Jupiter One's second album has some great songs, but it also gets mired in mediocre '70s-style pop here and there.
Jupiter One's self-titled album was an unexpected surprise. Full of pop gems yet stylistically diverse, it was one of 2008's stronger debuts. Except that it was actually a reissue; the band originally self-released the album all the way back in 2005. So it's not a shock that the follow-up, Sunshower, is hitting shelves a short 12 months later. Sunshower shows that the band continues to have a knack for a catchy melody, but it's a knack they don't employ on every song, to their detriment.

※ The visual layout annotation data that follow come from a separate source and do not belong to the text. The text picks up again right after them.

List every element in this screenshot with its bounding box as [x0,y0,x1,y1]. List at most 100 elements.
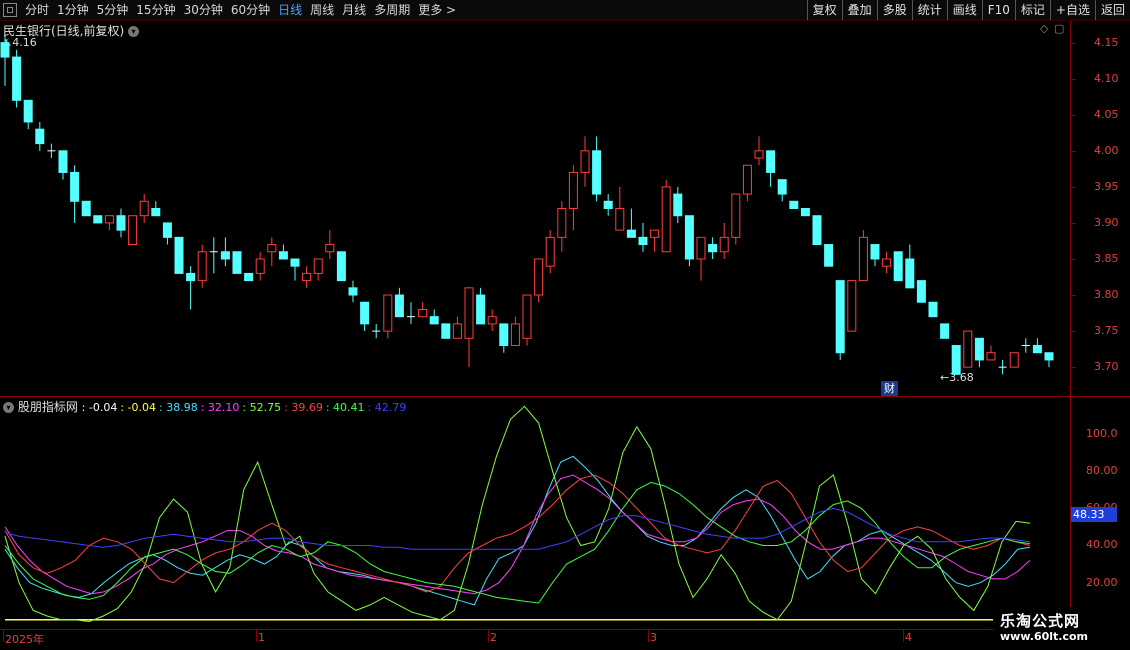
toolbar-button[interactable]: 标记 [1014,0,1050,20]
indicator-chart [4,405,1031,623]
toolbar-button[interactable]: 叠加 [841,0,877,20]
side-panel-edge[interactable] [1120,21,1130,396]
candle [476,287,486,325]
candle-body [905,258,915,289]
candle [928,301,938,318]
candle [487,309,497,332]
candle [209,237,218,274]
candle-body [824,244,834,267]
candle [464,287,474,368]
candle [974,337,984,368]
candle-body [267,244,277,253]
candle-body [197,251,207,282]
candle-body [162,222,172,238]
price-tick-label: 4.00 [1094,143,1119,157]
candle-body [70,171,80,202]
candle [603,194,613,216]
candle [916,280,926,303]
candle [302,266,312,288]
candle-body [394,294,404,318]
candle [348,280,358,303]
period-tab[interactable]: 日线 [274,0,306,20]
period-tab[interactable]: 周线 [306,0,338,20]
price-tick-label: 3.85 [1094,251,1119,265]
candle-body [882,258,892,267]
toolbar-button[interactable]: 统计 [911,0,947,20]
candle [104,215,114,231]
period-tab[interactable]: 1分钟 [53,0,93,20]
candle [684,215,694,267]
window-menu-icon[interactable] [3,3,17,17]
period-tab[interactable]: 多周期 [370,0,414,20]
candle-body [789,200,799,210]
candle [452,316,462,339]
indicator-series [4,405,1031,623]
candle [557,201,567,252]
candle-body [290,258,300,267]
candle-body [766,150,776,173]
candle [1021,338,1030,353]
candle-body [731,193,741,238]
candle [963,330,973,368]
period-tab[interactable]: 15分钟 [132,0,179,20]
price-tick-mark [1071,186,1076,188]
period-tab[interactable]: 60分钟 [227,0,274,20]
candle-body [812,215,822,246]
candle [708,237,718,259]
candle-body [93,215,103,224]
candle [325,230,335,259]
date-axis-divider [0,629,1130,630]
candle [267,237,277,267]
toolbar-button[interactable]: 画线 [946,0,982,20]
candle-body [0,42,10,58]
price-tick-mark [1071,42,1076,44]
candle-body [23,99,33,123]
candle-body [684,215,694,260]
period-tab[interactable]: 5分钟 [93,0,133,20]
candle-body [35,128,45,145]
candle [81,200,91,217]
candle [835,280,845,360]
candle [858,230,868,282]
candle-body [348,287,358,296]
candle [696,236,706,281]
indicator-series [4,474,1031,593]
toolbar-button[interactable]: +自选 [1049,0,1095,20]
toolbar-button[interactable]: 多股 [876,0,912,20]
candle-body [742,164,752,195]
candle [789,200,799,210]
period-tab[interactable]: 月线 [338,0,370,20]
candle [754,136,764,166]
toolbar-button[interactable]: 返回 [1094,0,1130,20]
period-tab[interactable]: 30分钟 [180,0,227,20]
period-tab[interactable]: 更多 > [414,0,460,20]
candle [220,237,230,267]
candle [847,280,857,332]
candle-body [510,323,520,347]
candle [905,244,915,289]
candle-body [951,345,961,375]
candle-body [650,229,660,238]
toolbar-button[interactable]: 复权 [806,0,842,20]
candle [951,345,961,375]
candle [882,251,892,274]
price-tick-label: 3.70 [1094,360,1119,374]
candle-body [870,244,880,260]
date-tick-mark [648,630,649,642]
candle [151,201,161,217]
toolbar-button[interactable]: F10 [981,0,1015,20]
price-axis-divider [1070,21,1071,631]
candle-body [673,193,683,217]
candle-body [847,280,857,332]
candle [1044,352,1054,368]
date-tick-label: 2025年 [5,633,44,646]
candle-body [638,236,648,246]
candle [139,194,149,223]
candle-body [336,251,346,282]
candle-body [592,150,602,195]
candle-body [963,330,973,368]
candle [429,309,439,325]
candle [1032,338,1042,354]
candle [372,323,381,339]
period-tab[interactable]: 分时 [21,0,53,20]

The album opens with "Volcano", a great big chunk of silly power-pop. Swirling synths and tight, harmonized, "Ahhs" in the introduction give way to understated guitar and lead singer K Ishibashi's vocals. Lyrically, the song is a narrative that involves super powers, a volcanic eruption, a girlfriend, and the girlfriend's angry father. A father who is more interested in telling the protagonist why he's not good enough for his daughter than in heeding the protagonist's warning to "Get out / Get out / Get out of the house". "Volcano" is one of those songs that gets stuck in your head instantly and has you singing along by the end of your first listen. The second track, "Lights Go Out", is a bit harder-rocking, with lyrics about a man who can't get over seeing his ex-girlfriend with a new guy. Ishibashi shout-singing in the refrain gives the song a bit of an edge and contrasts nicely to the opener.

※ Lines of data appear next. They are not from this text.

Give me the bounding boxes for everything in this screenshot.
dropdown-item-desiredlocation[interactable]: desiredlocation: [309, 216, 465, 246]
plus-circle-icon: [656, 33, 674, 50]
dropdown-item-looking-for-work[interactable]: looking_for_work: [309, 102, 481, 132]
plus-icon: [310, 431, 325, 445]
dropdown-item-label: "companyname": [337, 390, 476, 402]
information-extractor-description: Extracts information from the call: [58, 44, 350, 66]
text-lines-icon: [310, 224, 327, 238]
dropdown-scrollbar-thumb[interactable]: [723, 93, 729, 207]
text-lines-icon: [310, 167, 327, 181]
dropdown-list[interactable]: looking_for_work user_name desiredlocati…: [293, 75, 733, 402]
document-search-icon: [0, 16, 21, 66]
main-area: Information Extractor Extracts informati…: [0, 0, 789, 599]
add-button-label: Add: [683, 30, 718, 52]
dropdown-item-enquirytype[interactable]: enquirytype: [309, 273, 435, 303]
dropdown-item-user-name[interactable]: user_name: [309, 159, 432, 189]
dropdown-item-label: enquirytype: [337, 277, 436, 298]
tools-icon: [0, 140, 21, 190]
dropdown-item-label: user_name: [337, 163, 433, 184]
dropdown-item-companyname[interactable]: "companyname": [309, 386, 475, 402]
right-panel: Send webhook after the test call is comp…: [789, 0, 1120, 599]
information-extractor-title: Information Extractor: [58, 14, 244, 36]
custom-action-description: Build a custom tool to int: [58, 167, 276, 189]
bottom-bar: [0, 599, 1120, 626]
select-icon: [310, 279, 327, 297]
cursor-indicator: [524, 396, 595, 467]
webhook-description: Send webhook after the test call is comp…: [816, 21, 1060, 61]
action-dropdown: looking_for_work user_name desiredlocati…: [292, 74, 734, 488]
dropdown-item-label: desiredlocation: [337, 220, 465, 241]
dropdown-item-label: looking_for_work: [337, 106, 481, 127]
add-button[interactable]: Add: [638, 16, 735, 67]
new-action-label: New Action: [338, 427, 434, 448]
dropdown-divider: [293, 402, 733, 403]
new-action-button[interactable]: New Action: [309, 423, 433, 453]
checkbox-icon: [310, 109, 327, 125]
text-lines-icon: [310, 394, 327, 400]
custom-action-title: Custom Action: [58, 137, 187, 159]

Third track "Flaming Arrow" features some very nice twisted lyrics about a man getting revenge on his ex by setting her apartment building on fire. Maybe primary songwriter and guitarist Zac Colwell had some relationship issues to work out while working on these songs. It starts well enough, with a laid-back, acoustic guitar and organ-driven feel. But about a minute in, the song bursts into a huge, schmaltzy slice of '70's-style AM pop, complete with unnecessary strings and lighter-than-air clean electric guitar. This shift is disarming and annoying and it pretty much sabotages the song. The next song, "Made in a Day", is perfectly pleasant, but almost completely forgettable. But just as you think that Jupiter One is losing their focus, though, out comes "Anna." This is the album's other highlight, a song that mines the '70s much more successfully than "Flaming Arrow". It features a huge chorus with harmony vocals and great use of a '70s-style distorted guitar tone, with subtle keyboard washes in the background.
But then the album really does lose its focus. The second half of the disc features a weak, disco-beat ballad in "Simple Stones", a limp slow-dance song without any hooks ("Strange Teacher"), and a boring tune that completely wastes the great title "High Plains Drifter Finds the Oracle at Delphi". All is not lost, though, as Sunshower does manage a few more gems. "Find Me a Place" is a gentle song by Ishibashi that has strong melodies in its verses and chorus. Ishibashi also writes the album's closer, "People in the Mountain, People in the Ocean", a simple, spare track that is mostly just vocals and acoustic guitar which highlights his strong falsetto. The only rocker on side two, as it were, "Come On", also works very well. While not quite up to the level of "Volcano" or "Anna", it has another strong chorus that marries a catchy melody to a strong backbeat.
It's too bad that Jupiter One can't seem to come up with a great melody every time out, because when they do the songs really pop. And when they don't, well, they just sound flat. The band's first album had some of these same issues, but it was so ridiculously front-loaded with good songs that is wasn't as noticeable. That album also traded heavily in sounds from early '80s new wave. Sunshower trades the '80s for the '70s, but the results are similar. If there's a strong hook, the song works, but if there isn't one, the band isn't musically interesting enough to make up for it. Still, when Jupiter One are good, they're very, very good. There's enough high quality material here to make the album worth a listen. And at a brisk 38 minutes, Sunshower doesn't last long enough to wear out its welcome.